Thursday, September 03, 2009
Snap, crackle, pop...sluice.
Yesterday was Walt Simonson's birthday, and of course I missed it, as unable to find the time to sit down and focus and write as I seem to be these days. Even still, I thought last night that I would attempt to pay a little tribute of some sort, and I wanted to spotlight a somewhat unheralded and kinda-forgotten art job he did before he went on to Marvel, and Thor, and the FF, and so on: his brief stint on the Metal Men comic back in '76-'77. By this time, he had really begun to perfect the dynamic, playful style he had gotten everyone's attention with in the excellent Manhunter, and this, as well as the last few issues of Hercules Unbound (which he did at about the same time) just blew me away back then. I searched high and low for scans of his MM ( for some reason, I no longer own my originals) run so I could post a few pages for your edification, and finally, one night later, I found some. They were mostly corrupt and wouldn't display properly, but I did manage to find a few great pages from one issue in particular, #49, which was the conclusion of a two-part story involving Eclipso (I've been reading the Showcase Presents that came out a week or so ago, and I'll probably try a longish review soon. relatively speaking.) and his quest to resurrect some sort of ancient god, the likes of which were most popular back in the mid-70's. Apologies for the awful look of these; I don't have a computer at home with Photoshop anymore so I can't touch 'em up. Still, the resolution's OK and they're quite readable.
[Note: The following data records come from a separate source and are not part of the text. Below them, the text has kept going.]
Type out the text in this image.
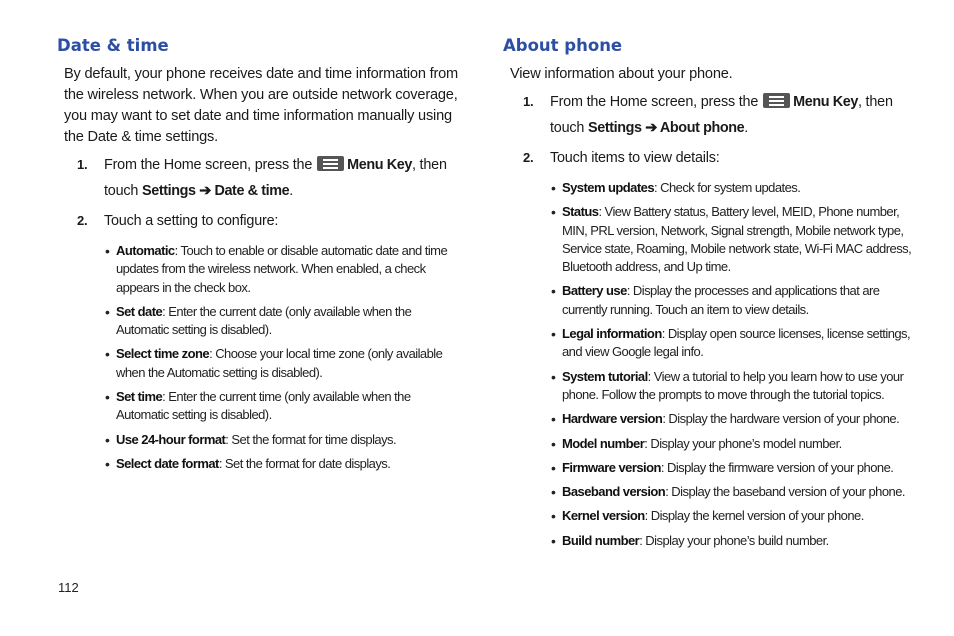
Date & time

By default, your phone receives date and time information from the wireless network. When you are outside network coverage, you may want to set date and time information manually using the Date & time settings.

1. From the Home screen, press the Menu Key, then
touch Settings ➔ Date & time.
2. Touch a setting to configure:
• Automatic: Touch to enable or disable automatic date and time updates from the wireless network. When enabled, a check appears in the check box.
• Set date: Enter the current date (only available when the Automatic setting is disabled).
• Select time zone: Choose your local time zone (only available when the Automatic setting is disabled).
• Set time: Enter the current time (only available when the Automatic setting is disabled).
• Use 24-hour format: Set the format for time displays.
• Select date format: Set the format for date displays.
About phone

View information about your phone.

1. From the Home screen, press the Menu Key, then
touch Settings ➔ About phone.
2. Touch items to view details:
• System updates: Check for system updates.
• Status: View Battery status, Battery level, MEID, Phone number, MIN, PRL version, Network, Signal strength, Mobile network type, Service state, Roaming, Mobile network state, Wi-Fi MAC address, Bluetooth address, and Up time.
• Battery use: Display the processes and applications that are currently running. Touch an item to view details.
• Legal information: Display open source licenses, license settings, and view Google legal info.
• System tutorial: View a tutorial to help you learn how to use your phone. Follow the prompts to move through the tutorial topics.
• Hardware version: Display the hardware version of your phone.
• Model number: Display your phone’s model number.
• Firmware version: Display the firmware version of your phone.
• Baseband version: Display the baseband version of your phone.
• Kernel version: Display the kernel version of your phone.
• Build number: Display your phone’s build number.
112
Anyway, many things jump out at me- the breathless pace of the action, full of speed lines and Simonson's patented lighthearted onomatopoeia; although you can't tell it much from these pages, Simonson made a definite effort to pay homage to Alex Toth's version of not only 'Clipsy but alter ego Bruce Gordon and girlfriend Mona Bennett as well. Marty Pasko's script (I've always felt that his work on this title was his best) was breezy and fun, not written with overwrought imitation Roy Thomas dialogue like so many writers' scripts from that time period were, and Simonson's art brought a lot of that out- look at the last panel of the last page, in which Mercury exclaims "There he goes- sluicing back into the sea!"...and sure enough, he does so accompanied by a big "SLUICE" in wobbly letters, courtesy of the artist. There's also an amusing sequence (in the page at right, click to see biggerer) in which the Big Bad, name of Umbra, fires death-beams out of his fingertips, which seek out their intended targets- humans Doc Magnus, Mona, Gordon, two others- and Walt gives us a panel with helpful little boxes with arrows pointing to each, telling us which target each beam is intended for. Well, I thought it was amusing, anyway.
Anyway, Simonson and Pasko's short-lived Metal Men was good comics. Take my word for it. If I ever run across a set, I'll buy them back someday.
Oh, if you want further testimony to the man's excellence, if any was needed, here's my last year's tribute, with lotsa covers.
Oh, and lest I forget, Tuesday the 1st was the birthday of the great Gene Colan. I wished him a happy one on his Facebook page, 'cause we're all best buds and such. Anyway, here's last year's covers tribute.
Bacardi Show Birthday Greetings to both!